Nostalgia

by VigilantShadow



Series: Amnesty Prompt Fills [7]
Category: The Adventure Zone (Podcast), The Adventure Zone: Amnesty (Podcast)
Genre: Bodyguard AU, I didn't tag with graphic violence because the actual, M/M, but a minor NPC dies, violence to the body wasn't shown
Language: English
Status: Completed
Published: 2019-04-02
Updated: 2019-04-02
Packaged: 2019-12-30 19:29:46
Rating: Teen And Up Audiences
Warnings: No Archive Warnings Apply
Chapters: 1
Words: 2,566
Publisher: archiveofourown.org
Story URL: https://archiveofourown.org/works/18321740
Author URL: https://archiveofourown.org/users/VigilantShadow/pseuds/VigilantShadow
Summary: Years ago, Indrid Cold was Duck Newton's bodyguard. Then one day he disappeared, leaving Duck with an empty bed and no explanation.ORIndrid shows up with a dire warning. Duck has to decide whether he still trusts Indrid with his life.





	Nostalgia

**Author's Note:**

> Written for an anon on Tumblr.
> 
> [You can also read this on my blog.](http://sternspatreon.tumblr.com/post/183628891144/going-with-option-1-i-considered-doing-both-but)

Duck hadn’t intended to get famous. He’d wanted to avoid it, actually. Back when he was six, the rest of his classmates wanted to be astronauts and rock stars and he had just wanted some peace and quiet. While most of them had grown out of their little kid aspirations, he’d slid into adulthood with the exact same life goals as he’d had when he was seven and still going by the name he’d been born with.

But apparently people thought the four hundred page novel about Fowler the Forest Ranger and his best friend June, the one he’d written as a joke while nineteen and high off his ass, was high art. And apparently he hadn’t shut Minerva’s visions out of his head as well as he’d wanted to, because the big money capitalists Fowler and June brought to justice weren’t…fictional.

Accidentally revealing an embezzlement/murder/stock-market-rigging conspiracy made you famous, as it turned out.

Made you famous, and made it so you’d need someone following you around all. The damn. Time.

Well, a normal person would need a bodyguard. Duck wasn’t normal, despite how much he wished he was, but he couldn’t go to his literary agent and say “hey, I’ve got super strength and a sword that talks, I think I’ve got any assassination attempts handled.” So he stayed quiet and pretended it wasn’t annoying as hell to have some dude over his shoulder when he was trying to maintain and educate about Monongahela National Forest.

He also pretended that the most annoying bodyguard – well, former bodyguard – of all hadn’t just accosted him on his way home from work.

“You’re going to die,” Indrid Cold said flatly, stepping into the streetlight like some kind of serial killer. Duck’s current bodyguard shifted, hand falling to the gun at his waist.

“Indrid, you can’t just say shit like that,” Duck said, holding up a hand. His bodyguard frowned – frowned more deeply, he was always frowning – but also relaxed. A little.

Indrid adjusted his glasses, knowing Indrid’s disdain for having to buy new things they were probably the same dinged up ones he’d worn six years ago, and stepped toward them.

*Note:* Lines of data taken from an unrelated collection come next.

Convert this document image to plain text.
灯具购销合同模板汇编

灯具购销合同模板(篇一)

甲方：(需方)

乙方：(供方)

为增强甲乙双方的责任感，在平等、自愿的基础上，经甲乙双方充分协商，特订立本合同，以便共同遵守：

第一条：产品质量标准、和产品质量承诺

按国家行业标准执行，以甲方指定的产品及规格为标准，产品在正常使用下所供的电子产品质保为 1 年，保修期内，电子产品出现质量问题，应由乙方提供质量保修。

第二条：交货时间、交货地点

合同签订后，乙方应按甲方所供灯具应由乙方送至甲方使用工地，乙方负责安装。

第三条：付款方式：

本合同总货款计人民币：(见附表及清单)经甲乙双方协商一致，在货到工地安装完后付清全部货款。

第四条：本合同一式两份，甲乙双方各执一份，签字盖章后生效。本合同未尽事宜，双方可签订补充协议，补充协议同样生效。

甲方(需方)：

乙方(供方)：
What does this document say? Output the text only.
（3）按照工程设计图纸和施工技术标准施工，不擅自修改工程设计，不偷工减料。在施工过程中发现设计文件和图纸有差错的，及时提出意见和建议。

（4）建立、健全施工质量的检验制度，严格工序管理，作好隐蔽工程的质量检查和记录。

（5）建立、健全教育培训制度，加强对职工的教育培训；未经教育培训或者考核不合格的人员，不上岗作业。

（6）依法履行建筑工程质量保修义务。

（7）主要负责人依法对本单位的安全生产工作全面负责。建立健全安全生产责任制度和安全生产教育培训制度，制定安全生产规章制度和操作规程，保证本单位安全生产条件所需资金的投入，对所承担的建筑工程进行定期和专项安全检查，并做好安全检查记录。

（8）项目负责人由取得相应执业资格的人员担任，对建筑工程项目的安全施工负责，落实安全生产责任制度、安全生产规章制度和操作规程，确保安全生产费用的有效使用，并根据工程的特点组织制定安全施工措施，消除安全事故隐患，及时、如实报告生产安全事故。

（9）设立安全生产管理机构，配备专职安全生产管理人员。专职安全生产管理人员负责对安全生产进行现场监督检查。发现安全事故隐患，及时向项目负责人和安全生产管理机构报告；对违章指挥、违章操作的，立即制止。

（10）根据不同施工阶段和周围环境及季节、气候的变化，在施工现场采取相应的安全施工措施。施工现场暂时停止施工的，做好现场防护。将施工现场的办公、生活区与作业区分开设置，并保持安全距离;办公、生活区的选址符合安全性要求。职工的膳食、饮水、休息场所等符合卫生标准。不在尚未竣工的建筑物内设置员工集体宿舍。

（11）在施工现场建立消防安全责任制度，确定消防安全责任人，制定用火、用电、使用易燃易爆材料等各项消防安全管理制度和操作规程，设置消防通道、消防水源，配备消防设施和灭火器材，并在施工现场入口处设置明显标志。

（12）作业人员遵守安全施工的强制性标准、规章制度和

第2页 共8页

“My apologies.” He didn’t sound sorry, but he at least put in the effort to sound like he kind of wanted to sound sorry. “But this is rather urgent.”

“It’s eight pm on a Tuesday, ‘drid.” Duck winced at the nickname. He hadn’t meant to let it slip out, because he had a No Letting On You Have Any Fondness Left For People That Ghost You policy, but it seemed old habits took half a decade to die. He took a deep breath. It didn’t help, so he took another one. That also didn’t help. He gave up keeping cool about all this, and settled for just clenching his jaw instead of turning on his heel and fleeing into his apartment.

You cannot flee from your responsibilities, a voice in his head that sounded exactly like Minerva whispered.

Fuck that, he thought back. Indrid Cold isn’t one of my responsibilities.

“That changes nothing,” Indrid insisted. “You’re going to die. Tonight. In ten minutes, to be exact.”

Duck couldn’t see Indrid’s eyes behind the mirrored red frames, but he could imagine the narrowing of his eyes. Could imagine how, if Duck’s bodyguard weren’t there, he’d probably let himself look worried.

God. Fucking Damnit.

“This one of your bad feelin’s? Or didja take up murder as a side gig?”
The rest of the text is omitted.